Brewer est décédé le 4 février 1946. Le prochain bulletin du Ealing Arts Club a décrit son comportement lors de leur assemblée générale annuelle comme «débordant de gentillesse, de plaisir et d'enthousiasme, comme toujours». Il a noté son penchant pour la musique et assister au cinéma, et a continué:

Sa nature était trop grande pour la mesquinerie ou la jalousie, et rien ne lui plaisait plus que de faire l'éloge d'un frère artiste. Il faisait souvent allusion au «tempérament Brewer», et c'était aussi honnête et sincère que toutes ses autres qualités. La méchanceté envers autrui, la calomnie contre le Club dont il tenait tant, l'a rappelé, mais surtout l'excentricité et la distorsion au nom sacré de l'Art ont suscité sa plus féroce indignation.

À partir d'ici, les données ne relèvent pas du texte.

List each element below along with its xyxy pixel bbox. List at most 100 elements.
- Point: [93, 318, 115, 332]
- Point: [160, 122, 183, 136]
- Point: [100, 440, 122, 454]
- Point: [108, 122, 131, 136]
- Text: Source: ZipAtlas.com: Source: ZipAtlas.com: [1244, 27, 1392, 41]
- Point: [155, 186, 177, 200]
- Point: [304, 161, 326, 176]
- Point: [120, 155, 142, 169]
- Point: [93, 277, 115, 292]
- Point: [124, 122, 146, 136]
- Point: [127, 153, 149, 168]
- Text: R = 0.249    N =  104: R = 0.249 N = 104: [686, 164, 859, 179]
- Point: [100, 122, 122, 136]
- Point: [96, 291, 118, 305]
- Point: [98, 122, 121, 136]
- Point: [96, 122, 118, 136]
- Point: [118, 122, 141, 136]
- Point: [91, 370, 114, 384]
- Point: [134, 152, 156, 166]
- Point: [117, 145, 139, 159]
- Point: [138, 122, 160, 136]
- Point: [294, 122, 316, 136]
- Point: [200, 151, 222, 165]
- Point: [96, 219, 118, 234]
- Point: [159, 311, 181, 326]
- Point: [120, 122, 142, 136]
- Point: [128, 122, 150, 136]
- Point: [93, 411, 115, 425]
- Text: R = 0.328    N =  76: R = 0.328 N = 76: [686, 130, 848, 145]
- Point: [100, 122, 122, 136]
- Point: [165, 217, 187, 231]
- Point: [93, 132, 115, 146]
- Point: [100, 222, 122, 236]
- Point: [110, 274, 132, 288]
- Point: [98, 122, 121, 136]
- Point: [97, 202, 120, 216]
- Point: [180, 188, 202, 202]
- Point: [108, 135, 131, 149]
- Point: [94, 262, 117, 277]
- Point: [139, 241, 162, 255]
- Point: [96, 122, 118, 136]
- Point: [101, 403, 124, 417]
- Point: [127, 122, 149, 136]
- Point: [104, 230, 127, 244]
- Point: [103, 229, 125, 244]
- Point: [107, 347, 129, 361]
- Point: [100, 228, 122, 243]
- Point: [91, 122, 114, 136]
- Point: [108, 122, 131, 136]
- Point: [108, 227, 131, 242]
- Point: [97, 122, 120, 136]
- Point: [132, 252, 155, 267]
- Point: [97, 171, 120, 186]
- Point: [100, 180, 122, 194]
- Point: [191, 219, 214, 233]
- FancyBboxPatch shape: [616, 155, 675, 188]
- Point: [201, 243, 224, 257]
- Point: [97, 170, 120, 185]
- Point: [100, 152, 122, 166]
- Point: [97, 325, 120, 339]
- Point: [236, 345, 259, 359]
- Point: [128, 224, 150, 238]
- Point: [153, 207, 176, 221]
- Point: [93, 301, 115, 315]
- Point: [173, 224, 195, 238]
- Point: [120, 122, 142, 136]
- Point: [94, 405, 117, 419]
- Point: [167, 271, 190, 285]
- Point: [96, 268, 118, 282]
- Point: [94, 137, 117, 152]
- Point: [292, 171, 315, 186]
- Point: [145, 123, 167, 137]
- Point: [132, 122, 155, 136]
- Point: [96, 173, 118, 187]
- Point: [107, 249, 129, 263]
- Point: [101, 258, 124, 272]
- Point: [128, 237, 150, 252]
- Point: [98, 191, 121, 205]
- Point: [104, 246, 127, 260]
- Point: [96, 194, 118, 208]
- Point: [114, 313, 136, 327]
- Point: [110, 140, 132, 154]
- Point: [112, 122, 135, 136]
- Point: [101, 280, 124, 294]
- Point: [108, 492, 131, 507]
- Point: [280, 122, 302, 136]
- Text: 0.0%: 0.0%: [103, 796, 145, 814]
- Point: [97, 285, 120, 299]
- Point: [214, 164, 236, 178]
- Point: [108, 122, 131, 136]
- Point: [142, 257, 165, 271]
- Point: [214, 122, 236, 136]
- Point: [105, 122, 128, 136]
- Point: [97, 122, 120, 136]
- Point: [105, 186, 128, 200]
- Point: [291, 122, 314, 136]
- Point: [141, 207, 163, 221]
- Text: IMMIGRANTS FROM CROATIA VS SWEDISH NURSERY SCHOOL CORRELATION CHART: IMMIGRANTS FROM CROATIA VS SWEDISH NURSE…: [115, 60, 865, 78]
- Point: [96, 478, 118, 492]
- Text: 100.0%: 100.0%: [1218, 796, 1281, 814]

C'est le "tempérament Brewer" qui lui a valu le surnom de "Major" dans son enfance. Ses accès de colère ont rappelé à son père un chimpanzé irritable du même nom au zoo de Londres. Un livret de vente à mi-carrière faisant la promotion de ses gravures a confirmé (peut-être dans ses propres mots, certainement avec son approbation) ses sentiments sur «l'excentricité et la distorsion»:

Son succès montre clairement que le public préfère toujours la beauté à l'art; le culte du laid ne l'a jamais influencé. Il a reconnu sa totale insignifiance et a prouvé qu'il est possible de combiner un travail de la plus haute classe, un travail suffisamment bon pour plaire au collectionneur, avec un traitement et un choix de sujet compréhensibles par l'homme moyen.

Sa nécrologie dans la Gazette Acton disait que le dernier jour complet de sa vie, il pratiquait une chanson à chanter lors d'un futur rassemblement social du Ealing Arts Club. Selon un membre de la famille Brewer, le lendemain «il a traversé la route pour voir le médecin, est rentré à la maison et, à un moment donné le même jour, s'est assis sur une chaise et est mort.» Il avait 64 ans.

Une photo de famille de Brewer plus tard dans la vie.

J. Alphege Brewer avec son "La cathédrale Saint-Gudule .... Bruxelles, Belgique" (1914) sur le chevalet
(voir image sur la page TECHNIQUES ).

The Brewers lors d'une occasion spéciale.

 
 

«Où dort Shakespeare (Stratford-upon-Avon)»,

un ing etc h 1921 par James Alphege Brewer et h est le frère Henry C. Brewer.

Brewer - Taj Mahal 1926 2.JPG

"Le Taj Mahal, Inde" une aquatinte exposée au Ealing Arts Club et à la Royal Cambrian Academy en 1932.